LE MELE MARCE CHE STANNO ABBASTANZA IN ALTO –

I membri del Congresso che hanno letto le 28 pagine ancora sigillate hanno riassunto la questione contenuta nel rapporto circoscrivendola tutta al dubbio se la famiglia reale sia stata coinvolta nella preparazione dell’attacco o meno. Il che lascerebbe intendere che le mele marce indicate nel rapporto stiano abbastanza in alto nelle gerarchie saudite, siano quelle secolari o quelle religiose, ma anche in questo caso le indicazioni si limiterebbero a ipotesi e poco più. Come per le indicazioni che indicano il coinvolgimento di membri dell’ambasciata di Washington e del consolato di Los Angeles, circostanza che se confermata trasformerebbe la qualificazione dell’attacco da atto terroristico ad atto di guerra, volenti o nolenti i Saud.

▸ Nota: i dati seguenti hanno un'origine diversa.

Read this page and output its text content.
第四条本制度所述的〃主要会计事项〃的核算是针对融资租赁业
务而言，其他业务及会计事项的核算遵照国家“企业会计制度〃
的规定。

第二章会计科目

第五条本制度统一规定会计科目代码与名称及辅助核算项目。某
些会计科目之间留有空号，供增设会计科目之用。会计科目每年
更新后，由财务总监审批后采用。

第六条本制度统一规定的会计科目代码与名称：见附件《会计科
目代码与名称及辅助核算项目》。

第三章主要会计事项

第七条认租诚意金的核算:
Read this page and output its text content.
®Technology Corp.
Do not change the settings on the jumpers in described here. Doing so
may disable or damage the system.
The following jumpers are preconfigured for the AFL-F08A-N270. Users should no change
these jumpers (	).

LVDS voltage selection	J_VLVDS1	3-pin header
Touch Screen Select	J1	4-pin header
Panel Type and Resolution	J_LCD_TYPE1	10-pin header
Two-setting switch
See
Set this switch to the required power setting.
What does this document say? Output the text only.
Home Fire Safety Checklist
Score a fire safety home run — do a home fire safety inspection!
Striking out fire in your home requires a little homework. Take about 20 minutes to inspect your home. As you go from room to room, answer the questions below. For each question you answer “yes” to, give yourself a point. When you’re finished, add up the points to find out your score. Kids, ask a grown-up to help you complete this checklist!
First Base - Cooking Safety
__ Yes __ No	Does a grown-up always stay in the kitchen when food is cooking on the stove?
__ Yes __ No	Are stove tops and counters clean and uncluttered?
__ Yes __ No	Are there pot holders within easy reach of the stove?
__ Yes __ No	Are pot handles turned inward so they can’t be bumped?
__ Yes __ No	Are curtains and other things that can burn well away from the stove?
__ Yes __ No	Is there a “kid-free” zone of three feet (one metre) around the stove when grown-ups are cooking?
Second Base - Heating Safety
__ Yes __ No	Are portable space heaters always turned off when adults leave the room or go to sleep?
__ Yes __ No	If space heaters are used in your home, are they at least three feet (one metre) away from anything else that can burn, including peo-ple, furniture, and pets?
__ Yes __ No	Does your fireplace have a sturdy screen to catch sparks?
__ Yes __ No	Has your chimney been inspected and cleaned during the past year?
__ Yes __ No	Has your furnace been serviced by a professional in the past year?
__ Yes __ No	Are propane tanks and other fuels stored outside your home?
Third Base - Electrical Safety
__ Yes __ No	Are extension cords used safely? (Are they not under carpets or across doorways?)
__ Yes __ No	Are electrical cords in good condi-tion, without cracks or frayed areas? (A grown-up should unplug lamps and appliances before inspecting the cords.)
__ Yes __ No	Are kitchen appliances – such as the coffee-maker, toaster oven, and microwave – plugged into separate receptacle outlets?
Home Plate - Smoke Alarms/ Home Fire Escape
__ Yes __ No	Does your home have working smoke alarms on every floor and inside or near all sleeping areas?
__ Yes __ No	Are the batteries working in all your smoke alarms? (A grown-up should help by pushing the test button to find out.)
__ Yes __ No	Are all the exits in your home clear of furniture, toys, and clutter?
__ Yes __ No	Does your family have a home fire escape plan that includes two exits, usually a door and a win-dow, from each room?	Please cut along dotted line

I RAPPORTI SAUDITI CON BIN LADEN –

Eppure quando nel 1990 Osama entrò in rotta di collisione con la monarchia perché dopo un ritorno da eroe dall’Afghanistan gli fu vietato d’attaccare Saddam in Kuwait, il suo violento confronto verbale con la monarchia si risolse in una semplice espulsione e nella revoca della cittadinanza nel 1991. Si rifugerà poi in Sudan da dove sarà espulso nel 1996 e quindi rifugiato in Afghanistan, anni nei quali monterà anche il suo sentimento anti-americano senza che il regno abbia mai provato a liberarsi di lui. Anzi, è del 1998 un accordo con il quale i Saud s’impegnano a fornire assistenza ai talibani e a non chiedere la sua estradizione a Kabul e in cambio Bin Laden s’impegna a non far danni in Arabia Saudita. I sauditi erano anzi l’unico governo al mondo insieme ad Emirati e Pakistan a riconoscere il governo dei talibani e non hanno certo fatto pressioni su Kabul perché cacciasse Bin Laden. Sostegno che abbandonerà precipitosamente dopo il 9/11, iscrivendosi tra i più volenterosi nella War on Terror, circostanza apparentemente straordinaria se si pensa che il regime commina condanne a morte per reati assurdi quali l’insulto al monarca, reato sicuramente commesso da Bin Laden quando ha cominciato a denunciare i Saud come sovrani abusivi e lascivi peccatori. Sicuramente gli ha giovato appartenere a una delle famiglie più importanti del paese, che pure l’ha ripudiato per prenderne le distanze, ma altrettanto sicuramente i Saud non se ne sono liberati a causa delle pressioni interne di segno contrario, anche interne alla famiglia reale, che per anni l’aveva incensato e aveva incassato grande benevolenza dagli americani senza coinvolgere ufficialmente il Regno nel confronto con i sovietici. Il riproporsi della stessa tattica nel supporto all’ISIS in Siria fa ritenere che i sauditi si siano scottati abbastanza con al Qaeda e che continuino a ritenere lo jihadismo estremista un utile strumento per la destabilizzazione di governi e regimi sgraditi, e anche una buona maniera per mandare a morire all’estero i giovani più estremisti e irrequieti.